I'm looking for the most efficient way to go about this. Say there's an array of objects, mapped out in alphabetical order by names:
let objectArray = [AnyObject]()
let abcNameObjectArray = ["Amy", "Bernadette", "Brian", "Chris", "Candice"]
How would I access all the values in this array that have "A" , "B", or "C" based on the first character of each String value in abcNameObject array, in alphabetical order? I'm trying to unload data and return a specific number of rows in the UITableView's cellForRowAt method and numberOfRowsInSection method based on the number of friends one might have in alphabetical order. The goal is to split the array into a SET of arrays to populate a table view like the Contacts app and ALSO ACCESS the values for a given section. Perhaps utilizing a dictionary might be better to solve this?
Solution 1:
Posting my comment as answer with code. Check if this will work for you. You can use sections from first array printed below(store dict.keys.sorted()
into some array) and use that as key for displaying cells in that section.
let abcNameObjectArray = ["Amy", "Bernadette", "Brian", "Chris", "Candice", ""]

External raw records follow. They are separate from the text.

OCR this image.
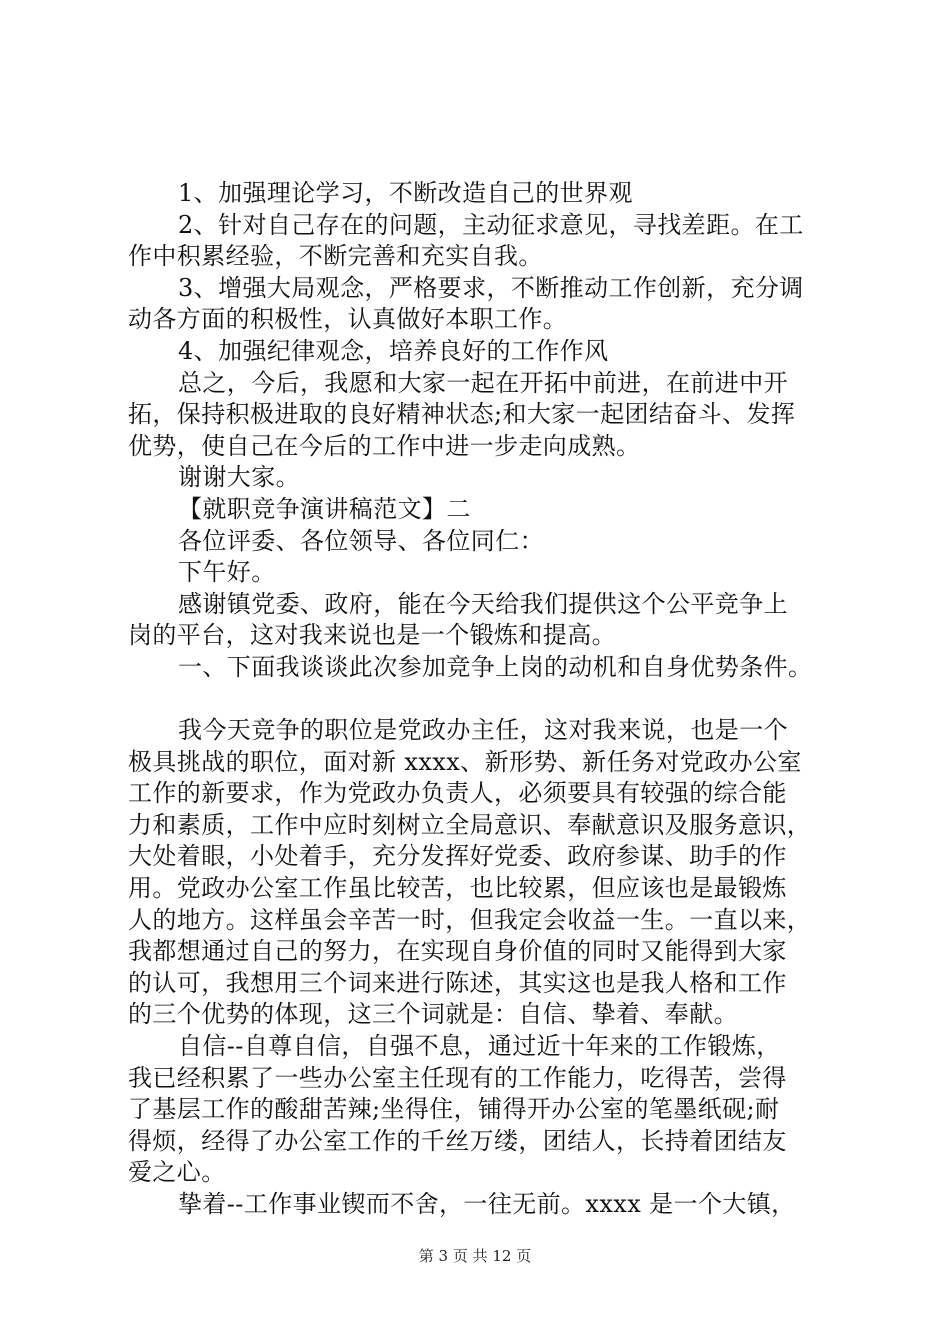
1、加强理论学习，不断改造自己的世界观
2、针对自己存在的问题，主动征求意见，寻找差距。在工
作中积累经验，不断完善和充实自我。
3、增强大局观念，严格要求，不断推动工作创新，充分调
动各方面的积极性，认真做好本职工作。
4、加强纪律观念，培养良好的工作作风
总之，今后，我愿和大家一起在开拓中前进，在前进中开
拓，保持积极进取的良好精神状态;和大家一起团结奋斗、发挥
优势，使自己在今后的工作中进一步走向成熟。
谢谢大家。
【就职竞争演讲稿范文】二
各位评委、各位领导、各位同仁：
下午好。
感谢镇党委、政府，能在今天给我们提供这个公平竞争上
岗的平台，这对我来说也是一个锻炼和提高。
一、下面我谈谈此次参加竞争上岗的动机和自身优势条件。
我今天竞争的职位是党政办主任，这对我来说，也是一个
极具挑战的职位，面对新 xxxx、新形势、新任务对党政办公室
工作的新要求，作为党政办负责人，必须要具有较强的综合能
力和素质，工作中应时刻树立全局意识、奉献意识及服务意识，
大处着眼，小处着手，充分发挥好党委、政府参谋、助手的作
用。党政办公室工作虽比较苦，也比较累，但应该也是最锻炼
人的地方。这样虽会辛苦一时，但我定会收益一生。一直以来，
我都想通过自己的努力，在实现自身价值的同时又能得到大家
的认可，我想用三个词来进行陈述，其实这也是我人格和工作
的三个优势的体现，这三个词就是：自信、挚着、奉献。
自信--自尊自信，自强不息，通过近十年来的工作锻炼，
我已经积累了一些办公室主任现有的工作能力，吃得苦，尝得
了基层工作的酸甜苦辣;坐得住，铺得开办公室的笔墨纸砚;耐
得烦，经得了办公室工作的千丝万缕，团结人，长持着团结友
爱之心。
挚着--工作事业锲而不舍，一往无前。xxxx 是一个大镇，
第 3 页 共 12 页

let dict = abcNameObjectArray.reduce([String: [String]]()) { (key, value) -> [String: [String]] in
var key = key
if let first = value.characters.first {
let prefix = String(describing: first).lowercased()
var array = key[prefix]
if array == nil {
array = []
}
array!.append(value)
key[prefix] = array!.sorted()
}
return key
}
print(dict.keys.sorted())
print(dict)
Output:
["a", "b", "c"]
["b": ["Bernadette", "Brian"], "a": ["Amy"], "c": ["Candice", "Chris"]]
Solution 2:
Here is one more solution using array of arrays as suggested by rmaddy
let abcNameObjectArray = ["Amy", "Bernadette", "Brian", "Chris", "Candice", ""]
let unicodeScalarA = UnicodeScalar("a")!
var arrayOfArrays = abcNameObjectArray.reduce([[String]]()) { (output, value) -> [[String]] in
var output = output
if output.count < 26 {
output = (1..<27).map{ _ in return []}
}
if let first = value.characters.first {
let prefix = String(describing: first).lowercased()
let prefixIndex = Int(UnicodeScalar(prefix)!.value - unicodeScalarA.value)
var array = output[prefixIndex]
array.append(value)
output[prefixIndex] = array.sorted()
}
return output
}
arrayOfArrays = arrayOfArrays.filter { $0.count > 0}
print(arrayOfArrays)
Output:
[["Amy"], ["Bernadette", "Brian"], ["Chris", "Candice"]]
You can have number of sections as count of this array and each member will give number of cells required in that section.